On Friday, a federal judge in Maryland denied DOJ officials' request to postpone final approval of the agreement that calls for city officials to hire an independent monitor to survey reforms in the Baltimore force. Following the 2015 in-custody death of Freddie Gray in Baltimore, the Obama DOJ investigation of police found rampant incidences of unlawful stops and arrests, as well as excessive uses of force. But even with the Baltimore consent decree in place, advocates said the threat from Sessions hasn't passed.
Chicago may not even see a consent decree approved. In the Windy City, the DOJ has yet to announce what will happen as a result of an investigative report that found police officers routinely violated residents' constitutional rights with use of excessive and deadly force. The report, released in January in the final days of the Obama administration, also cited residents' complaints that officers used racist slurs to demean them.
Sessions recently dismissed the 164-page Chicago DOJ report as anecdotal, and even admitted that he hadn't actually read it.
Ronnie Dunn, associate professor of urban studies at Cleveland State University who has studied police abuse, said the success of police consent decrees can be "a moving target." With Sessions at the helm of the Justice Department, these agreements are endangered, he said in a phone interview.
"With the new attorney general and the Trump administration looking to move away from and possibly repeal some of the consent decrees — or not enforce the consent decrees as thoroughly as the Obama administration would have — I suspect that some cities will take that as an opportunity to not live up to the letter of the law and embolden some police departments," Dunn said.
"I would suspect that the same will hold true in Cleveland, Baltimore and Ferguson," he said. "The degree to which there is police buy-in will determine the likelihood of whether police reform will occur."
There have been 70 formal police department probes since 1994, when Congress authorized the attorney general and the DOJ's Civil Rights Division to investigate and bring cases against any of the nation's more than 18,000 law enforcement agencies. As of January, only 40 of those investigations resulted in consent decree agreements with the Justice Department, according to a civil rights division report. Of those agreements, which are typically ended after both sides agree that reform has been achieved, there were 18 ongoing consent decrees.

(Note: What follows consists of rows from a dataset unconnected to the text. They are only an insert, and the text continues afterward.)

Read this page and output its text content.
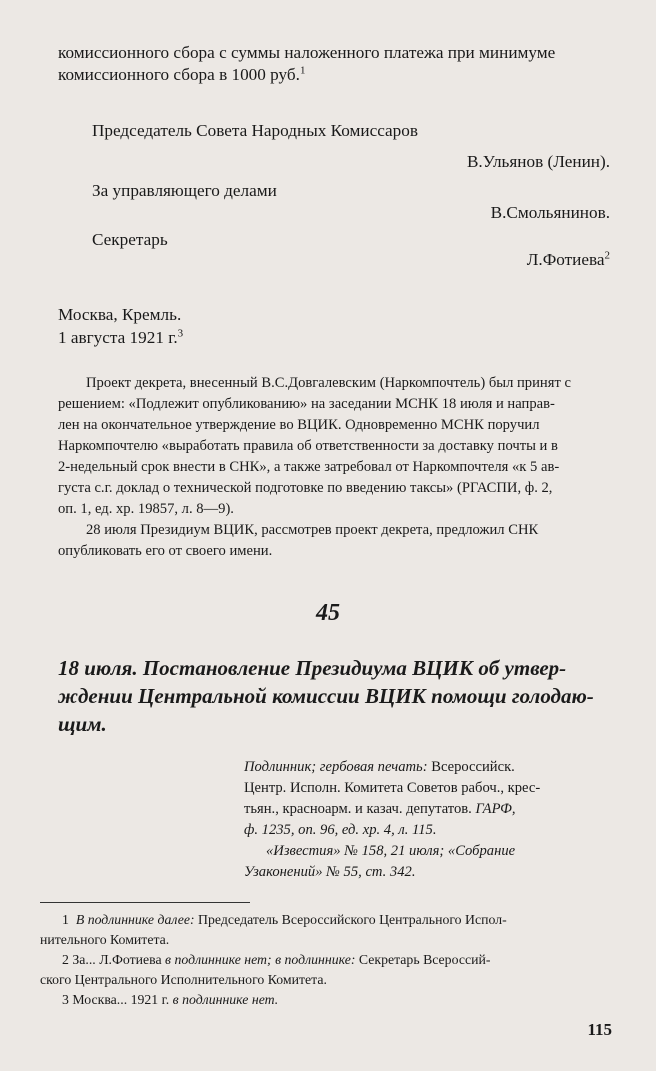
комиссионного сбора с суммы наложенного платежа при минимуме
комиссионного сбора в 1000 руб.$^1$
Председатель Совета Народных Комиссаров
В.Ульянов (Ленин).
За управляющего делами
В.Смольянинов.
Секретарь
Л.Фотиева$^2$
Москва, Кремль.
1 августа 1921 г.$^3$
Проект декрета, внесенный В.С.Довгалевским (Наркомпочтель) был принят с
решением: «Подлежит опубликованию» на заседании МСНК 18 июля и направ-
лен на окончательное утверждение во ВЦИК. Одновременно МСНК поручил
Наркомпочтелю «выработать правила об ответственности за доставку почты и в
2-недельный срок внести в СНК», а также затребовал от Наркомпочтеля «к 5 ав-
густа с.г. доклад о технической подготовке по введению таксы» (РГАСПИ, ф. 2,
оп. 1, ед. хр. 19857, л. 8—9).
28 июля Президиум ВЦИК, рассмотрев проект декрета, предложил СНК
опубликовать его от своего имени.
45
18 июля. Постановление Президиума ВЦИК об утвер-
ждении Центральной комиссии ВЦИК помощи голодаю-
щим.
Подлинник; гербовая печать: Всероссийск.
Центр. Исполн. Комитета Советов рабоч., крес-
тьян., красноарм. и казач. депутатов. ГАРФ,
ф. 1235, оп. 96, ед. хр. 4, л. 115.
«Известия» № 158, 21 июля; «Собрание
Узаконений» № 55, ст. 342.
1 В подлиннике далее: Председатель Всероссийского Центрального Испол-
нительного Комитета.
2 За... Л.Фотиева в подлиннике нет; в подлиннике: Секретарь Всероссий-
ского Центрального Исполнительного Комитета.
3 Москва... 1921 г. в подлиннике нет.
115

In the civil rights community, there is an understanding that police consent decrees are not a cure-all for institutionalized discrimination, abuse and racism in American law enforcement. Consent decrees do not change bad policing overnight, particularly not when abuse has persisted for decades, activists said.
Ralikh Hayes, a coordinator of the grassroots collective Baltimore BLOC, said that while there isn't widespread confidence in the consent decree locally, it may prove to be a useful tool.
"It doesn't fix the heart of the issue, which is the fact that, at its core, policing has been about oppressing black folks," Hayes, whose organization is part of the national Movement for Black Lives coalition, said in a phone interview. "It's hard to believe that you can reform something that started off rotten."
Nonetheless, Dixon, the NAACP LDF police reform attorney, said Sessions' threat to policing reform requires vigilance. "Those who agree with [Sessions] are advancing a dangerous narrative," she said. "That in order to fight crime, police should not have any oversight. We simply don't believe that citizens should have to give up their civil rights in the name of public safety."